JA. Votre volonté de féminiser les effectifs est-elle à classer dans cette même optique ?
J-FP. Dans le même sens, nous nous sommes effectivement dit qu'il n'était pas inintéressant d'orienter nos forces de vente vers plus de féminisation. Aujourd'hui, la femme intervient dans l'acte d'achat dans plus de 60 % des cas. Et puis, 30 % des véhicules vendus le sont à des femmes. Ce sont des faits. Sur le terrain, ensuite, on s'aperçoit que la qualité d'accueil avec une femme est élevée. Or, aujourd'hui, les femmes ne représentent que 10 % de nos forces de vente.
JA. Quel but vous êtes-vous fixés à ce niveau et comment comptez-vous y parvenir ?
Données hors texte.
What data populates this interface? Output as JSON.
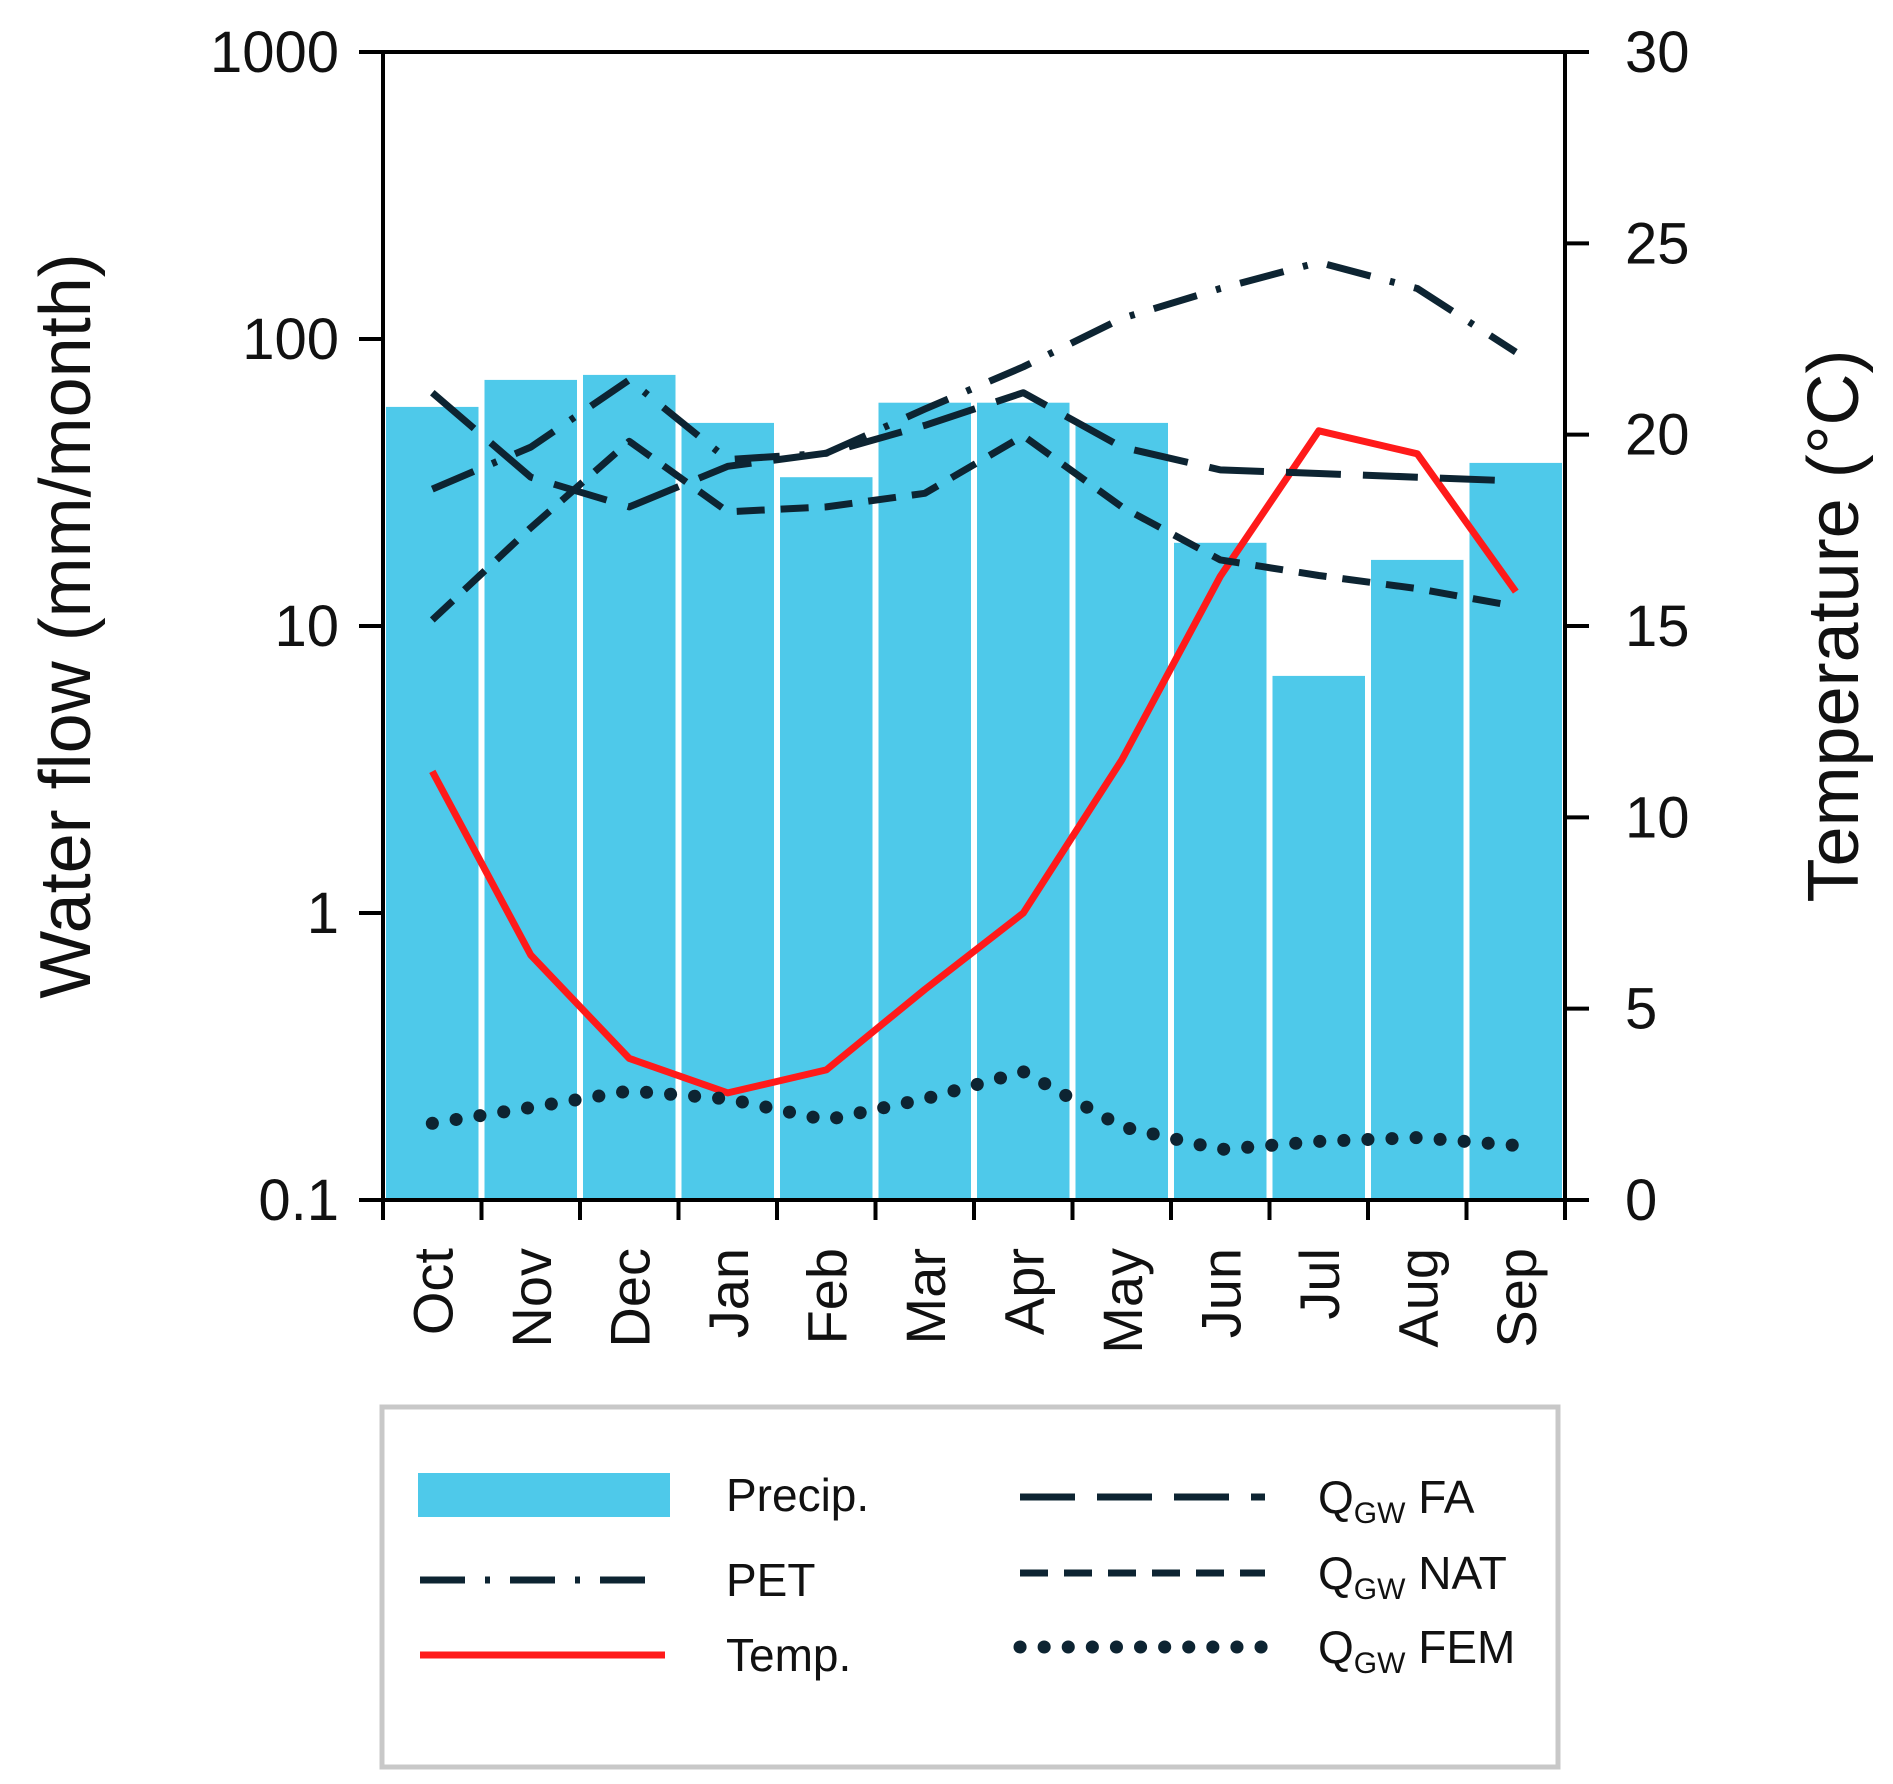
{
  "chart_data": {
    "type": "bar+line",
    "categories": [
      "Oct",
      "Nov",
      "Dec",
      "Jan",
      "Feb",
      "Mar",
      "Apr",
      "May",
      "Jun",
      "Jul",
      "Aug",
      "Sep"
    ],
    "left_axis": {
      "title": "Water flow (mm/month)",
      "scale": "log",
      "range": [
        0.1,
        1000
      ],
      "ticks": [
        {
          "value": 0.1,
          "label": "0.1"
        },
        {
          "value": 1,
          "label": "1"
        },
        {
          "value": 10,
          "label": "10"
        },
        {
          "value": 100,
          "label": "100"
        },
        {
          "value": 1000,
          "label": "1000"
        }
      ]
    },
    "right_axis": {
      "title": "Temperature (°C)",
      "scale": "linear",
      "range": [
        0,
        30
      ],
      "ticks": [
        {
          "value": 0,
          "label": "0"
        },
        {
          "value": 5,
          "label": "5"
        },
        {
          "value": 10,
          "label": "10"
        },
        {
          "value": 15,
          "label": "15"
        },
        {
          "value": 20,
          "label": "20"
        },
        {
          "value": 25,
          "label": "25"
        },
        {
          "value": 30,
          "label": "30"
        }
      ]
    },
    "series": [
      {
        "name": "Precip.",
        "type": "bar",
        "axis": "left",
        "color": "#4ec9ea",
        "values": [
          58,
          72,
          75,
          51,
          33,
          60,
          60,
          51,
          19.5,
          6.7,
          17,
          37
        ]
      },
      {
        "name": "PET",
        "type": "line",
        "axis": "left",
        "style": "dashdot",
        "color": "#0d2432",
        "values": [
          30,
          42,
          72,
          38,
          40,
          57,
          80,
          118,
          150,
          185,
          150,
          90
        ]
      },
      {
        "name": "Temp.",
        "type": "line",
        "axis": "right",
        "style": "solid",
        "color": "#ff1a1a",
        "values": [
          11.2,
          6.4,
          3.7,
          2.8,
          3.4,
          5.5,
          7.5,
          11.5,
          16.3,
          20.1,
          19.5,
          15.9
        ]
      },
      {
        "name": "FA",
        "prefix": "Q",
        "subscript": "GW",
        "type": "line",
        "axis": "left",
        "style": "longdash",
        "color": "#0d2432",
        "values": [
          65,
          33,
          26,
          36,
          40,
          50,
          65,
          42,
          35,
          34,
          33,
          32
        ]
      },
      {
        "name": "NAT",
        "prefix": "Q",
        "subscript": "GW",
        "type": "line",
        "axis": "left",
        "style": "dash",
        "color": "#0d2432",
        "values": [
          10.5,
          22,
          44,
          25,
          26,
          29,
          46,
          26,
          17,
          15,
          13.5,
          11.7
        ]
      },
      {
        "name": "FEM",
        "prefix": "Q",
        "subscript": "GW",
        "type": "line",
        "axis": "left",
        "style": "dot",
        "color": "#0d2432",
        "values": [
          0.185,
          0.21,
          0.24,
          0.225,
          0.19,
          0.225,
          0.28,
          0.18,
          0.15,
          0.16,
          0.165,
          0.155
        ]
      }
    ],
    "legend_position": "bottom"
  }
}
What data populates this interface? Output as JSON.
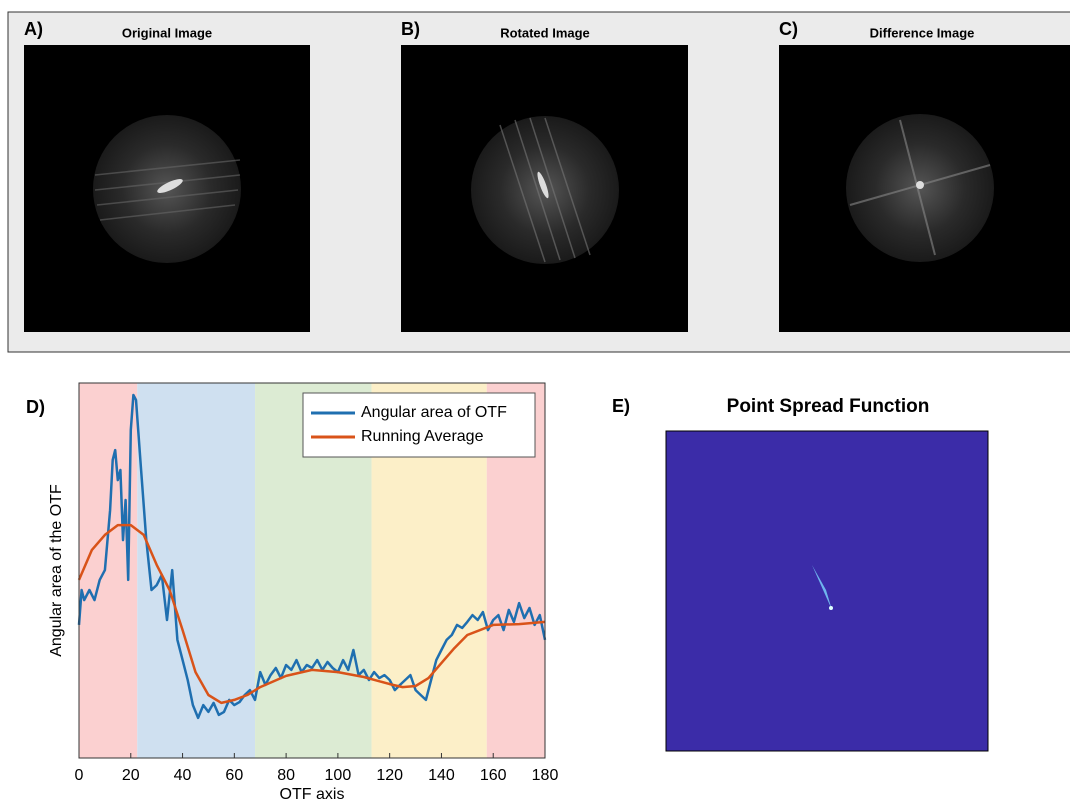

J-FP. L'objectif est de faire croître cette part pour l'ensemble du réseau. Si nous pouvons atteindre 25 % de femmes dans les effectifs, ce serait très bien. Mais cela prend du temps. Nous avons, à ce sujet, monté un site Internet communautaire en partenariat avec l'association "Les Elles de l'Auto". Le but étant pour nous de montrer aux femmes que nous sommes capables de nous engager sur le terrain de l'équité. Il faut donner envie, susciter des vocations. D'ailleurs, nous nous sommes fixés comme objectif de recruter 25 % de femmes dans les écoles de vente d'ici 2011. Le constructeur lui-même montre d'ailleurs l'exemple. Renault a annoncé récemment sa volonté de féminiser 50 % de ses effectifs, hors de la partie production. Quant à la distribution, c'est la même chose. Renault Retail Group s'est lui aussi engagé à féminiser 50 % de ses postes de vendeurs.